Senado em Votação do Novo PNE
O Senado Federal se prepara para a votação do novo Plano Nacional de Educação (PNE) nesta quarta-feira, com a expectativa de que o projeto avance tanto na Comissão de Educação quanto no plenário no mesmo dia. Este é o último passo antes que a proposta seja enviada para sanção presidencial, tornando-se efetiva para o futuro da educação no Brasil.
Entretanto, a discussão em torno do PNE não se limita apenas à renovação das metas educacionais. A oposição, assim como ocorreu na Câmara dos Deputados, busca adicionar a liberação do homeschooling ao texto. A senadora Damares Alves (Republicanos-DF) apresentou um total de 17 emendas, uma das quais propõe que pais ou responsáveis legais tenham a liberdade de optar entre a educação escolar convencional e a educação domiciliar.
A emenda sugere que o “sistema de ensino domiciliar (homeschooling) não deve ser categorizado como evasão escolar nem abandono intelectual, desde que respeitados os parâmetros legais de acompanhamento e avaliação estabelecidos pelos sistemas de ensino.”
Resistências e Controvérsias
Contudo, a proposta de homeschooling enfrenta resistência significativa entre os parlamentares. Um exemplo claro é a posição de Tabata Amaral (PSB-SP), presidente da Comissão Especial da Câmara, que se opõe à inclusão desse modelo no PNE. Além disso, especialistas em educação apontam que a inclusão do homeschooling no PNE pode não ser a estrada mais adequada para viabilizar essa opção de ensino.

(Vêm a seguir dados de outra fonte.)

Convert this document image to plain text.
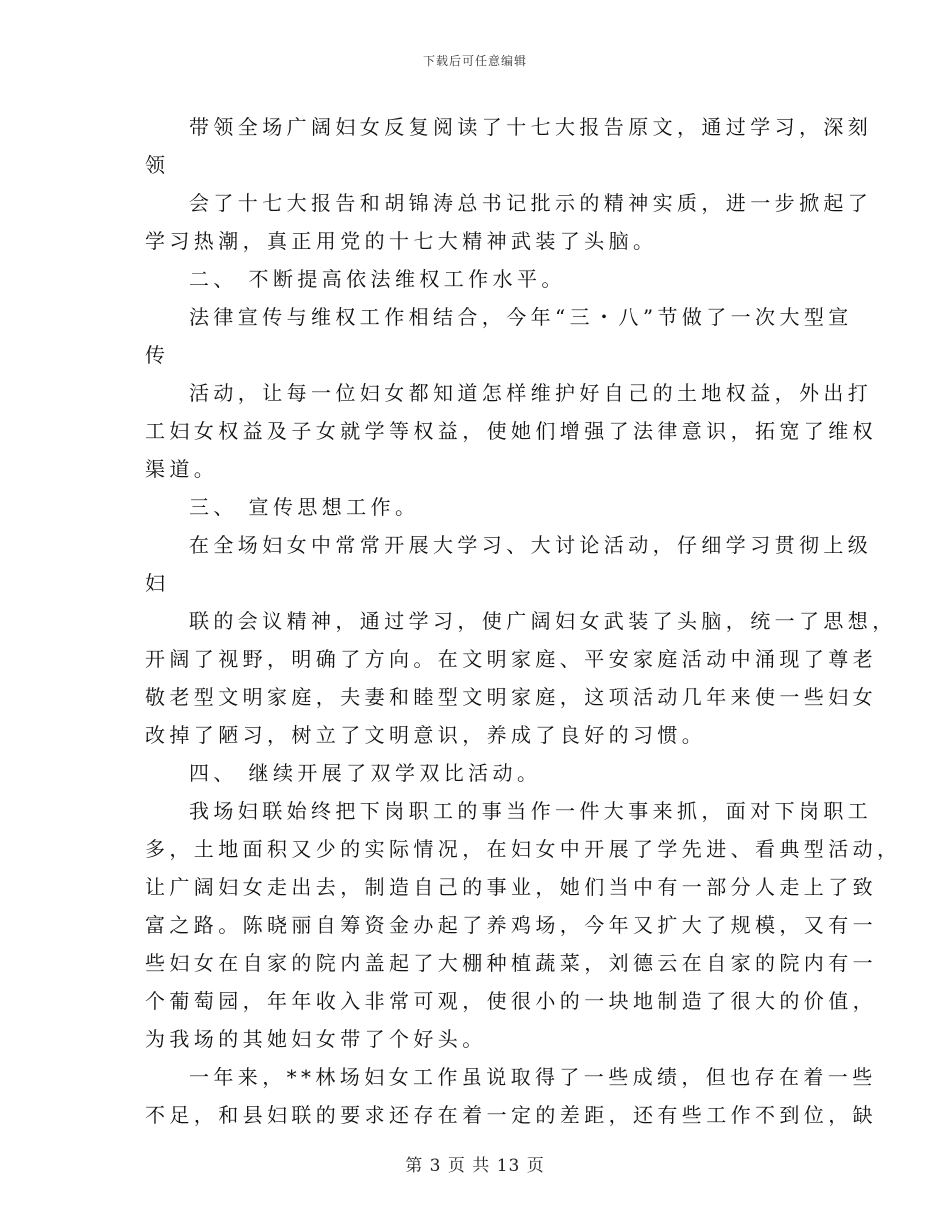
下载后可任意编辑
带领全场广阔妇女反复阅读了十七大报告原文，通过学习，深刻
领
会了十七大报告和胡锦涛总书记批示的精神实质，进一步掀起了
学习热潮，真正用党的十七大精神武装了头脑。
二、 不断提高依法维权工作水平。
法律宣传与维权工作相结合，今年“三・八”节做了一次大型宣
传
活动，让每一位妇女都知道怎样维护好自己的土地权益，外出打
工妇女权益及子女就学等权益，使她们增强了法律意识，拓宽了维权
渠道。
三、 宣传思想工作。
在全场妇女中常常开展大学习、大讨论活动，仔细学习贯彻上级
妇
联的会议精神，通过学习，使广阔妇女武装了头脑，统一了思想，
开阔了视野，明确了方向。在文明家庭、平安家庭活动中涌现了尊老
敬老型文明家庭，夫妻和睦型文明家庭，这项活动几年来使一些妇女
改掉了陋习，树立了文明意识，养成了良好的习惯。
四、 继续开展了双学双比活动。
我场妇联始终把下岗职工的事当作一件大事来抓，面对下岗职工
多，土地面积又少的实际情况，在妇女中开展了学先进、看典型活动，
让广阔妇女走出去，制造自己的事业，她们当中有一部分人走上了致
富之路。陈晓丽自筹资金办起了养鸡场，今年又扩大了规模，又有一
些妇女在自家的院内盖起了大棚种植蔬菜，刘德云在自家的院内有一
个葡萄园，年年收入非常可观，使很小的一块地制造了很大的价值，
为我场的其她妇女带了个好头。
一年来，**林场妇女工作虽说取得了一些成绩，但也存在着一些
不足，和县妇联的要求还存在着一定的差距，还有些工作不到位，缺
第 3 页 共 13 页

O GLOBO apurou que a senadora Teresa Leitão (PT-PE) está em negociações com colegas senadores para que apenas emendas de redação, que não alterem o conteúdo original do texto, sejam incorporadas. Caso alguma das emendas que proponham mudanças significativas, como a liberação do homeschooling, seja aprovada, o projeto precisaria retornar à Câmara dos Deputados.

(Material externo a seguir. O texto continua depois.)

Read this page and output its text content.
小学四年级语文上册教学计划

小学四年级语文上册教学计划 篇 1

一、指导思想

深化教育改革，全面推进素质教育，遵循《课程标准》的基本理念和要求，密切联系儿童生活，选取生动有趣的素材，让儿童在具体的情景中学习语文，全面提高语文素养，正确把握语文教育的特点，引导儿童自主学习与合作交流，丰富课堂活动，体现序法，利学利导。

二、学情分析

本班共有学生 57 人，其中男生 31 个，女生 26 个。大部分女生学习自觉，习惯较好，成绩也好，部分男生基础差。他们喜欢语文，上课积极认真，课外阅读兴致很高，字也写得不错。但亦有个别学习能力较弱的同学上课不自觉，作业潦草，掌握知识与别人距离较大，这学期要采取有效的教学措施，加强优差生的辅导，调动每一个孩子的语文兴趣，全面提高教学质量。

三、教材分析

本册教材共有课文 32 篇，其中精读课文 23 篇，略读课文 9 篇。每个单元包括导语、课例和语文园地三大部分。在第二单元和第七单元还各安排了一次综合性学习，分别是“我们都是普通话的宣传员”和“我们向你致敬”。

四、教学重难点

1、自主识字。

A urgência em aprovar o novo plano é evidente, especialmente considerando que a data limite para sua aprovação foi prorrogada de 2024 para o final de 2025, e que um prazo anterior não foi cumprido.
Novas Propostas de Emenda
Além das propostas sobre homeschooling, outras emendas apresentadas por Damares Alves buscam alterar a meta de alfabetização, estabelecendo que ela ocorra até o final do 1º ano do ensino fundamental, em vez do 2º ano, como descrito no texto original. Além disso, há propostas para criar diretrizes que incentivem o funcionamento de escolas especializadas em educação inclusiva e para expandir a educação infantil por meio de convênios e parcerias com instituições privadas, incluindo a utilização de vouchers educacionais.
Objetivos do Novo PNE
O Plano Nacional de Educação é uma lei que estabelece diretrizes e metas para a educação brasileira ao longo de uma década. O PNE vigente foi criado em 2014, com a expectativa de renovação em 2024. Contudo, até agora, apenas quatro das 20 metas foram parcialmente cumpridas, levando à prorrogação da validade do plano até dezembro deste ano.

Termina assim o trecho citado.